The shuttering and reopening of states’ economies are causing seismic shifts in consumer behaviors. Tried and tested ways of catching fraudsters, such as comparing consumers’ activities against their 90-day transaction histories, are now resulting in false positives, says Carlos Mejia, chief digital executive at Pacific National Bank. In this month’s Next-Gen Debit Tracker, Mejia explains how creating short-term-only customer behavior profiles can help banks uncover bad actors.
Financial institutions can keep customers safe by accurately determining when attempted transactions are legitimate versus when they are being made by fraudsters who have stolen customers’ cards or taken over accounts. Banks’ security efforts depend on analyzing consumers’ transaction histories to gain firm understandings of their normal behaviors, enabling financial institutions (FIs) to spot unusual activities that could suggest fraudsters are involved. FIs generally look at 90 days of customer purchases when making their analyses as these wide time frames allow them to glean meaningful insights while still accounting for natural changes in spending patterns.

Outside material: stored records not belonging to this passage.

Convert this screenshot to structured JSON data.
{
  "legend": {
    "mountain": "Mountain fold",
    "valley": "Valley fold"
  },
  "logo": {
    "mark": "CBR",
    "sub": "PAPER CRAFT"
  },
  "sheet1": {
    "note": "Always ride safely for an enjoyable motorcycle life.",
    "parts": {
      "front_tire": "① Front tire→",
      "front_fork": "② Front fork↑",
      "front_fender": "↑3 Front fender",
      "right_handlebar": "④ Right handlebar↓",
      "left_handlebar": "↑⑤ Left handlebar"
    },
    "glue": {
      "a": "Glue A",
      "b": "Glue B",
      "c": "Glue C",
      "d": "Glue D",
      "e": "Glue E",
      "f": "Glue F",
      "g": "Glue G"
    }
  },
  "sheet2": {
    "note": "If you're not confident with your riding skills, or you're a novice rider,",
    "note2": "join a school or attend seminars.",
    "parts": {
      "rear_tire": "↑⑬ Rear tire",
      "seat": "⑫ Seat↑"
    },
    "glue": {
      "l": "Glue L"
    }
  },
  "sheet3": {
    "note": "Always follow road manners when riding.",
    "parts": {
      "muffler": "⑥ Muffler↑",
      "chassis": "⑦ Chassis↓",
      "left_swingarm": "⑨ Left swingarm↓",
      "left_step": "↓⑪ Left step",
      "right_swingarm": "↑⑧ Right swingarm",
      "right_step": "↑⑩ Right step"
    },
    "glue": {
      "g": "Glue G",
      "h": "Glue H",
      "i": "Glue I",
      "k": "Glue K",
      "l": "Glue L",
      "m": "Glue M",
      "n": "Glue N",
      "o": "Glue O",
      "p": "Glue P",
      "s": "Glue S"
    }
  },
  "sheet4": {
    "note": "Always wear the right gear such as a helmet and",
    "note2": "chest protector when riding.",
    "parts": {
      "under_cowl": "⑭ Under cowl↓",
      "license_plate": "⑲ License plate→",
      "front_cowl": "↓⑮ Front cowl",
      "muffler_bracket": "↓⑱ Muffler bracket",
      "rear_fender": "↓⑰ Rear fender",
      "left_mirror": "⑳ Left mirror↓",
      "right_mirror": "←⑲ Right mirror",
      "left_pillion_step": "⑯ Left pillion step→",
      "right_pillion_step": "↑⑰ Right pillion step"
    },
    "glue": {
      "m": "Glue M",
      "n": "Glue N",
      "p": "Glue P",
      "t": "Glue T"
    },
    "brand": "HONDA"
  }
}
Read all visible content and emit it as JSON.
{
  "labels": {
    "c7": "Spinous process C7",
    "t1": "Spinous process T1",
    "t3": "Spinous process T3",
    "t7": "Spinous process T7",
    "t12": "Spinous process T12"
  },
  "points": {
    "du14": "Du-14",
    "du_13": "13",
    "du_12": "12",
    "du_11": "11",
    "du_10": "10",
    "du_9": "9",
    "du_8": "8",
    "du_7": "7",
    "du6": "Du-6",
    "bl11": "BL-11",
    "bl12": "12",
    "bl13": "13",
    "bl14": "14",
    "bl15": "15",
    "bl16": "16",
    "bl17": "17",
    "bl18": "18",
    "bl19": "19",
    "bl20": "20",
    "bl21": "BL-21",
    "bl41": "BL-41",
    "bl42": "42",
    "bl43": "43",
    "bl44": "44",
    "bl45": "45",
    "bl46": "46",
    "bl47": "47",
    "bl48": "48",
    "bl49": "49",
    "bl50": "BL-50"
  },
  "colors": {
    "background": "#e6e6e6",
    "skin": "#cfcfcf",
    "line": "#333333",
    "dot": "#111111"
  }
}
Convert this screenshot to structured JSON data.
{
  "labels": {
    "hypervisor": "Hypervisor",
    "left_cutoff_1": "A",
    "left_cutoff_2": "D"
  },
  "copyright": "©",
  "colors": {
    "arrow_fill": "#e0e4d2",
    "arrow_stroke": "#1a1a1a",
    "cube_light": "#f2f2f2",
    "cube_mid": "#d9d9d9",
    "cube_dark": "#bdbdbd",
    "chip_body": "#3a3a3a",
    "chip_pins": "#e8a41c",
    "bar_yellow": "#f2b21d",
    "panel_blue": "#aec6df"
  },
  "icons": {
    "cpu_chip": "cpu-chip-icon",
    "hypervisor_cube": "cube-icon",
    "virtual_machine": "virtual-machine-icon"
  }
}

The COVID-19 pandemic has undermined this practice, however, as stay-at-home orders and business closures prompted by the crisis have overturned what consumers’ normal purchasing looks like and rendered 90-day histories moot. Many consumers suddenly turned to eCommerce for items they previously purchased in stores, transacted in different frequencies and found new retailers. FIs confronting this new reality have worked hard to redesign their fraud-fighting approaches to suit the new commercial landscape.
“You had a seismic shift in spending patterns, where a lot of card-present transactions all of a sudden moved to eCommerce,” Carlos Mejia, chief digital executive at Florida-based Pacific National Bank (PNB), said in a recent PYMNTS interview. “You’re really wanting to start with almost a brand new transaction history.”
FIs have worked to accurately create new understandings of their customers by monitoring their behavioral changes during the pandemic and as businesses reopen, Mejia explained, and strong customer communication and machine learning (ML) tools have been key supports.
Understanding Customers Amid The COVID-19 Pandemic
FIs that were well-versed in customers’ behavioral profiles before the pandemic have had to reestablish what consumers’ normal activities look like as they transact in vastly different ways, Mejia said. Banks have worked to build detailed customer profiles over the past several months as consumers adjust to their new financial situations and develop clearer online habits. PNB shifted to looking at customers’ past 30 days’ worth of transactions when stay-at-home orders went into effect to avoid relying on potentially inaccurate longer-range assessments, for example.
“Much like you saw with card-present transactions, where [customers] consistently go to the same stores, you start to see a trend in the eCommerce sites that they use [and in their] spending trends,” he noted.
Maintaining strong messaging with customers was critical to keeping them informed and trusting as they transitioned to eCommerce. The bank would send alerts about any potentially suspicious transactions, allowing cardholders to confirm legitimate payments or reject fraudulent ones. This helped the FI not only stop crime but also prevent fraudulent transactions from being incorporated into customers’ behavioral profiles.
“Customers confirming transactions is the most effective fraud-mitigation tool in terms of building [an] acceptable history for that customer and being able to develop what their patterns will be,” Mejia said.
ML is another powerful tool that can help FIs ensure their fraud-fighting models quickly adapt as consumers’ behaviors change, he stated. The technology can help detect developing patterns and compare specific consumer behaviors with those of the larger customer base. This analysis helps ML predict which transaction behaviors consumers are likely to exhibit in the future based on their current spending.
Defending Agains Fraud During Periods Of Reopening
States are now enabling some brick-and-mortar retailers to reopen, which is causing another major shift in buying habits. Banks must once again determine customers’ normal behaviors as they begin mixing in trips to physical stores with purchases made online, Mejia said. He recommended that FIs look at customers’ previous 30 days of transactions to establish new baselines for their purchasing behaviors.
Reopenings could also lead to rises in certain kinds of fraud. Consumers who have spent months relying on eCommerce may not be as vigilant in following security recommendations geared toward in-person transactions, such as checking gas station pumps and ATMs for card skimmers.
“[FIs need to be] watching out for complacency on the consumer’s end,” Mejia said. “Gas station transactions and a lot of the more traditional places where you have card compromise could see quite a [fraud] resurgence as places start to reopen.”
Consumers’ behaviors and the overall retail landscape have undergone massive shifts, and additional changes are likely in store. FIs’ fraud responses must be fleet-footed as they work to adapt to changes and defend customers amid rapidly evolving circumstances.